Understand, this was a pop band prior to the recording of this album. Listen to “Go Now” when the band featured Denny Laine and then listen to “Nights In White Satin” featuring a newly appointed Justin Haywood. Haywood clearly had an impact on what the Moody Blues were to become: a counterfeit piece of motel room art packaged under a fraudulent claim to be a classic piece of work.
The two hits, “Tuesday Afternoon” and “Nights In White Satin,” are fine pieces of detailed pop. They stand out as decent pop singles even during a period when artists tended to throw everything in the mix to make it sound “modern” or “psychedelic.” The difference is how the Moodys used traditional orchestration, a mellotron, and a finely structured pop song to convey itself. Great pop? Absolutely. High art? No way.
Aside from those two nice moments of pop single bliss, the rest of is a bloated piece of haphazard filler, hastily arranged and incorrectly attributed. It’s “importance” is essentially the work of the orchestral arrangers who follow the same lines as when they arrange current pop hits for the MOR sect. There’s no redeeming value to the album, it does little to convey the emotion of the time or the passion of the band itself. It’s a novelty that benefited from becoming one of the first few concept records of the modern rock era and one that heavily incorporated orchestration into the song cycle. While it proved to be one of the first to use these strategies in the song structure, it does little to excel on actual songs.
Because when you take away the orchestration, you’ve got about twenty minutes of actual songs. And when you take away those aforementioned singles, you’re left with silly musings of the day (sample verse: “Fishes biting/So Exciting/Lunchtime sounds so inviting”) each one delivered by a different member of the Moodies and, therefore, each one fluctuating in consistency.
I later learned that this album was totally the brainchild of the record company who wanted one of their pop acts to work with a full orchestra so that they could promote the label’s new line of enhanced stereo. Since the Moody’s were already under contract, under debt, and with no real possibility of turning their plight around, they were chosen to assist with the project. As luck may have it, the album took off which then posed a bigger problem: how to follow it up. But thanks to their experience with Days Of Future Past, the Moody Blues learned a very important lesson: they could forge a career one album at a time even when that album only really had a few notable tracks within its pompous sleeve.

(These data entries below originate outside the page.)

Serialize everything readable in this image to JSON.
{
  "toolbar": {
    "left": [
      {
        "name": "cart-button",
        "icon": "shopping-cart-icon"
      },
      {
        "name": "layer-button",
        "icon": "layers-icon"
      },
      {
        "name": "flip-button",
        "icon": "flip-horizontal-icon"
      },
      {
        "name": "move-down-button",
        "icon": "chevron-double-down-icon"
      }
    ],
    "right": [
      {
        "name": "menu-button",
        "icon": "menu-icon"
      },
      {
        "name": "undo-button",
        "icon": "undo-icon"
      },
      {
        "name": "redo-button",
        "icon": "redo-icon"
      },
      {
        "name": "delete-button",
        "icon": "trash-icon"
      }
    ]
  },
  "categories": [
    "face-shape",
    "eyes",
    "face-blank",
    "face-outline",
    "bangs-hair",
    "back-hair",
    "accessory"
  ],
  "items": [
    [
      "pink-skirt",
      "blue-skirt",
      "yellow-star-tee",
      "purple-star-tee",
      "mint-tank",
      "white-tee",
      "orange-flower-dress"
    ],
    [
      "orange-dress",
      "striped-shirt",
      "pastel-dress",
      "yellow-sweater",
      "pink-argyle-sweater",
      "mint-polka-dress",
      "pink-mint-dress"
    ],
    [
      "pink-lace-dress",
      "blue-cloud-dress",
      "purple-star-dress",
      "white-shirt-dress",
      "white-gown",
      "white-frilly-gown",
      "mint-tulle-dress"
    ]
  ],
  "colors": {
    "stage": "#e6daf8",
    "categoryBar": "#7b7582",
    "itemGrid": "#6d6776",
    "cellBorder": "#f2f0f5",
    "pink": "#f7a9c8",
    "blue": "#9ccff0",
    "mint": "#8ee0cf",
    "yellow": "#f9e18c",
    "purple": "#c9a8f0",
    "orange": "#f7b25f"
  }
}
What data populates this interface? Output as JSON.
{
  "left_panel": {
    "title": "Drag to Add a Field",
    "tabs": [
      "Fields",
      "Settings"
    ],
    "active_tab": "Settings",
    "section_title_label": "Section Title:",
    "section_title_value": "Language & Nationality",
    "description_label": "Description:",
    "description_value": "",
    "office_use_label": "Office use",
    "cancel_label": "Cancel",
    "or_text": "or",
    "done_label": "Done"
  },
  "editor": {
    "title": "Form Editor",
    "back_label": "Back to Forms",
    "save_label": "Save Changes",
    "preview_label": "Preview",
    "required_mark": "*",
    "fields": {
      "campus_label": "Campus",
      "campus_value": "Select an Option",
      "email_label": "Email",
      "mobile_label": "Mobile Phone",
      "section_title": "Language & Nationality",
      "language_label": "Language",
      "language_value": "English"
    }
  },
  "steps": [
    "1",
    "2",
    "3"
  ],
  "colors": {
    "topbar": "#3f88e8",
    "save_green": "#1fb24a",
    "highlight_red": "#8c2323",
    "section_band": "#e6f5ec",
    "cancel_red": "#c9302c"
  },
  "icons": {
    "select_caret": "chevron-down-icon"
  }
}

True story: I once met a chick that was a total Moody Blues fan. I mean, she would not shut up about them and the more she talked about them, the more I was convinced she was a complete wack job. I have no recollection of her name or where we met-I only remembered to steer clear of her and run away. The memory of her devotion to this bunch of blowhards was something that I'll never forget-or understand why.

2 comments:

Churlita said...

My older sister was a HUGE Moody Blues fan when she was in high school and she was in grade school. I really can't stand to listen to them. That whole "butterfly sneezes" line was horrible to me when I was a kid, I can't imagine having to listen to it now that I'm old and cranky.

Todd Totale said...

Ha! When that commercial featuring "Tuesday Afternoon" first came on and then guy goes "When was the last time you took your daughter to the aquarium...on a Tuesday?" it was right after I took the kids to an aquarium and it happened to be on a Tuesday. So naturally, I replied back to the voice-over announcer, "Last week."